Exchange student Shung-yu Tsai left his family last August and made the long journey to The University. Without much knowledge of how life would be in Scranton besides some research he conducted on the internet, the 22-year old ventured from Taiwan to Northeast Pennsylvania.
“This is my dream,” Tsai said. “I decided in high school that this is what I wanted to do.”
Adjusting to college life is a struggle for most American students, but Tsai said he faced other obstacles.
“It was kind of frustrating, I would have to say. When I came here, I had no idea where to start. [Where to] buy my groceries or where to take the bus. But I did get some help from the International Office; what to expect and how to prepare for that,” Tsai said.
Tsai attended the National Chengchi University in Taipei, Taiwan before arriving in the U.S. The political science major said he wanted to experience taking a class with an American professor because he can express his thoughts without being judged.
“Back home it is more like a Chinese culture. When you express your opinions, people will be negative,” Tsai said. “Here it is more open to discuss anything, so in the courses I can discuss things that are controversial to my professor.”

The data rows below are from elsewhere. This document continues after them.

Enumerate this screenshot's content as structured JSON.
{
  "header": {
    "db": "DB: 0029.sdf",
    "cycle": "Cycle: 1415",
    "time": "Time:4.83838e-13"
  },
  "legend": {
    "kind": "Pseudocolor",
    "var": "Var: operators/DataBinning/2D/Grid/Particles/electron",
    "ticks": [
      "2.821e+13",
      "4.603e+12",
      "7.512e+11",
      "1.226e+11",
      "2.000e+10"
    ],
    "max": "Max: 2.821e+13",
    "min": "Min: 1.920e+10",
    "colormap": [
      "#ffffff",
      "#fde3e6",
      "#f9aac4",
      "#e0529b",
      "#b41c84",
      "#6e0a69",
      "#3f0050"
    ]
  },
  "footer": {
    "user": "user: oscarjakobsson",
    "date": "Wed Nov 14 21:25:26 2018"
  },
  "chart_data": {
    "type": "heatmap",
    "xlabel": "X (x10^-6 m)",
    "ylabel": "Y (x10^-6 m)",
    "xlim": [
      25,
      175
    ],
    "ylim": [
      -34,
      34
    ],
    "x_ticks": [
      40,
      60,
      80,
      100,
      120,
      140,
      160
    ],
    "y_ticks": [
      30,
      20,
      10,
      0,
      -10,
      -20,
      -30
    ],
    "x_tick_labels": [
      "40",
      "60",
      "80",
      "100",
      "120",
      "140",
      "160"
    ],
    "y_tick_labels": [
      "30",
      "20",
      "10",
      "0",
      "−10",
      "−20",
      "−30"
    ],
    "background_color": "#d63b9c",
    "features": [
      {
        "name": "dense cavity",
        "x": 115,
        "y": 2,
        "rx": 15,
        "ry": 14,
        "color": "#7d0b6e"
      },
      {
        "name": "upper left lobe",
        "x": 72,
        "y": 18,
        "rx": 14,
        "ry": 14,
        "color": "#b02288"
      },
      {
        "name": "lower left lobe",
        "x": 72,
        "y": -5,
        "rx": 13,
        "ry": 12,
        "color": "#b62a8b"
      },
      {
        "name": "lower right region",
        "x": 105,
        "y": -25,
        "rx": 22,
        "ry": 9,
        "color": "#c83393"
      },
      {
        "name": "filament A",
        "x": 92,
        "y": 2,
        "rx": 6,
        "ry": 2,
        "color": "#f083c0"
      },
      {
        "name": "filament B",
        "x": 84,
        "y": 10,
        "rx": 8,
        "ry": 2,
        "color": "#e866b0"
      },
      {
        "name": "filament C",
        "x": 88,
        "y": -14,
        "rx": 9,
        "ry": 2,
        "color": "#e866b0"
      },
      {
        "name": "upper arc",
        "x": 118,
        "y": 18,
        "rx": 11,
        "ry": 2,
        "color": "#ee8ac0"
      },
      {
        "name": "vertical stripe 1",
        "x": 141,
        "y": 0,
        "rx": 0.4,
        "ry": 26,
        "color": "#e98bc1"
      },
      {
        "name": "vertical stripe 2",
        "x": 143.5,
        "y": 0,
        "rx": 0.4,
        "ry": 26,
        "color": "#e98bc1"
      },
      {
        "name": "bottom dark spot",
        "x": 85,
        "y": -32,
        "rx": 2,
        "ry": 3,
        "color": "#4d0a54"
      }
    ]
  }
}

The Taiwan native is making the most of his time at The University. He is a member of The University’s men’s volleyball club and takes advantage of the trips offered by the International Club. Tsai also said he was a member of The University’s United Colors Organization, which is where he made most of his friends.
“I got a sense of acceptance, so it was quite encouraging for me to actually have a place to feel that I belong to,” Tsai said.
Because Tsai is a political science major, he also wanted to experience working for a politician in the U.S. He currently works as an intern at the Scranton office for Congressman Matt Cartwright. Furthermore, Tsai spent his Intersession working in New York under the education division in the Taipei Economic and Cultural office.
Communicating with his family is also a challenge for Tsai. His parents are not too familiar with the Internet and he has to relay messages through his brother.
As Tsai completes his last semester at The University and returns to Taiwan, he wants to achieve two interesting goals.
“The first one is to make my English better and the other one is to become stronger physically, because my ex-girlfriend said I should eat more and gain more weight,” Tsai said.
Taiwan is an island located in Southeast Asia and is slightly smaller than Maryland and Delaware combined.